ECLI:NL:CRVB:2024:709
Centrale Raad van Beroep
- Hoger beroep
- Rechtspraak.nl
Afwijzing herhaalde aanvragen om een nabestaandenuitkering op grond van de ANW
In deze uitspraak van de Centrale Raad van Beroep wordt de afwijzing van herhaalde aanvragen om een nabestaandenuitkering op grond van de Algemene nabestaandenwet (ANW) behandeld. Appellante had tot 1 februari 2015 recht op een nabestaandenuitkering, maar deze werd beëindigd omdat haar jongste kind achttien jaar werd. De Sociale verzekeringsbank (Svb) heeft de aanvragen van appellante afgewezen, omdat er geen nieuwe feiten of omstandigheden waren die een herziening van het eerdere besluit rechtvaardigden. De rechtbank Zeeland-West-Brabant had eerder de afwijzing van de Svb bevestigd, en appellante ging in hoger beroep.
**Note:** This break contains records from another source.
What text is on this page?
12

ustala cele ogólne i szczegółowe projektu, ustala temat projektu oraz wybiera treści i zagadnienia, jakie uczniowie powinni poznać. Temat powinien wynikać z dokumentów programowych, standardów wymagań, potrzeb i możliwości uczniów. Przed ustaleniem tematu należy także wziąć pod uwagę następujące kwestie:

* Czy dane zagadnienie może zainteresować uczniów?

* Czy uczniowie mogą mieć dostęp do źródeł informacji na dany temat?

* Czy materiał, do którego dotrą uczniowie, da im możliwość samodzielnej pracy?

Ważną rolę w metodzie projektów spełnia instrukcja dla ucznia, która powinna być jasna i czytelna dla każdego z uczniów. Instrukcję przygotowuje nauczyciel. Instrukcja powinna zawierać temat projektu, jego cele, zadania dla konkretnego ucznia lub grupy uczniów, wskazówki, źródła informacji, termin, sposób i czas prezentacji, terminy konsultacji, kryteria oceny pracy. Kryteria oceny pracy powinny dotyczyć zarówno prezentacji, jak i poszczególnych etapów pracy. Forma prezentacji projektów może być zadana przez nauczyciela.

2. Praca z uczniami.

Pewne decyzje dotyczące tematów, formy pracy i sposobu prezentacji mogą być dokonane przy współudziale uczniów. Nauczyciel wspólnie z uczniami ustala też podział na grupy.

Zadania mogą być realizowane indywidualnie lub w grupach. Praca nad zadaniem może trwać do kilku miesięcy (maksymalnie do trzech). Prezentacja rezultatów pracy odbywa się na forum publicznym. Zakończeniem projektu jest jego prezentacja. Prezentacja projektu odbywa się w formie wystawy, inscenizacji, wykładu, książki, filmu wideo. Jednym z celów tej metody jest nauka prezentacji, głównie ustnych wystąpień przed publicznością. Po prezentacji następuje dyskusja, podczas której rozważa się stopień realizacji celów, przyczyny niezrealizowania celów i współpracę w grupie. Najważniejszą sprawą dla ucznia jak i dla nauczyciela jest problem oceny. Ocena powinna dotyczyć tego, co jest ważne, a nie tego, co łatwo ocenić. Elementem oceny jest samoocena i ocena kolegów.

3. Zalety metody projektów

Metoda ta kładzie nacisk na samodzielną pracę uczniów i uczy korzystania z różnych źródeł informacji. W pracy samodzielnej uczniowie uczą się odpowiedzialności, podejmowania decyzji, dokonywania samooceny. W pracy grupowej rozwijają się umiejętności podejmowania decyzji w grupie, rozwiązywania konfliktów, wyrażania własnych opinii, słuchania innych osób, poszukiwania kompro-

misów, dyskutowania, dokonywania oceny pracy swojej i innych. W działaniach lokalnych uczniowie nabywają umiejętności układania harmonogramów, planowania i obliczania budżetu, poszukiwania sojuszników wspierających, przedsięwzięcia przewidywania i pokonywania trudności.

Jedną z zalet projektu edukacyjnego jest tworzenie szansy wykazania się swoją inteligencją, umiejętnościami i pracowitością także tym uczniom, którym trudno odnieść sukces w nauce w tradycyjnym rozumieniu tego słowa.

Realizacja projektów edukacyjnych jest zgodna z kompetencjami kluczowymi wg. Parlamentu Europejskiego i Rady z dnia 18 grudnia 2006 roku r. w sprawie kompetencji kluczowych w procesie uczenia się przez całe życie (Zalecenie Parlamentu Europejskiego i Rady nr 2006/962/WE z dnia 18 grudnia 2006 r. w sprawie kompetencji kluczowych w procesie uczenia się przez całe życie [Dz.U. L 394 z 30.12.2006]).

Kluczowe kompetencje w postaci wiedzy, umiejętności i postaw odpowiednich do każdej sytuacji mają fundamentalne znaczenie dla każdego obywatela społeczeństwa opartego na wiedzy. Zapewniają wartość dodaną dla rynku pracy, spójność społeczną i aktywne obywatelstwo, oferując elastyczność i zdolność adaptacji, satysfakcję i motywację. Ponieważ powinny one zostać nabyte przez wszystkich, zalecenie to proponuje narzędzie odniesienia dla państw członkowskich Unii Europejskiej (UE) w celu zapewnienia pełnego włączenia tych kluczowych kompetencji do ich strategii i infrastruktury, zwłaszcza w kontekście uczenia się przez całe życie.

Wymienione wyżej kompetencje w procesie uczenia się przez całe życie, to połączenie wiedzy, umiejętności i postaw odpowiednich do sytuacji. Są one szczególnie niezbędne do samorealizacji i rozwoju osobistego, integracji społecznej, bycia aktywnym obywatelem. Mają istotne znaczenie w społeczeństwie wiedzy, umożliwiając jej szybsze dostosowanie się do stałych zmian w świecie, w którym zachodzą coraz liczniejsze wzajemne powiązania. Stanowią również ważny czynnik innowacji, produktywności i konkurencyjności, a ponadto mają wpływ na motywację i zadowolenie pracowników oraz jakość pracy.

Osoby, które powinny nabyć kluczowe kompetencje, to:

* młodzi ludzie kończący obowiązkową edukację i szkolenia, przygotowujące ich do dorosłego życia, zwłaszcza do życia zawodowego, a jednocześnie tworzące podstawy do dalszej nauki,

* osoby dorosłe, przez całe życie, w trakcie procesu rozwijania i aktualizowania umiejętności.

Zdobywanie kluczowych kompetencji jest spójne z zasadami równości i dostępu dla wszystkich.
De Raad oordeelt dat de Svb terecht geen aanleiding heeft gezien om de eerdere besluiten te herzien. De medische informatie die appellante aanvoerde, was al bekend en had geen invloed op de eerder vastgestelde mate van arbeidsongeschiktheid. De Raad bevestigt dat de Svb de aanvragen terecht heeft afgewezen, omdat er geen nieuw gebleken feiten of veranderde omstandigheden zijn die tot een andere uitkomst zouden moeten leiden. De hoger beroepen van appellante worden dan ook afgewezen, en de eerdere uitspraken van de rechtbank blijven in stand.
De Raad concludeert dat appellante geen recht heeft op vergoeding van proceskosten en dat het betaalde griffierecht niet wordt teruggegeven. De uitspraak is openbaar gedaan op 11 april 2024.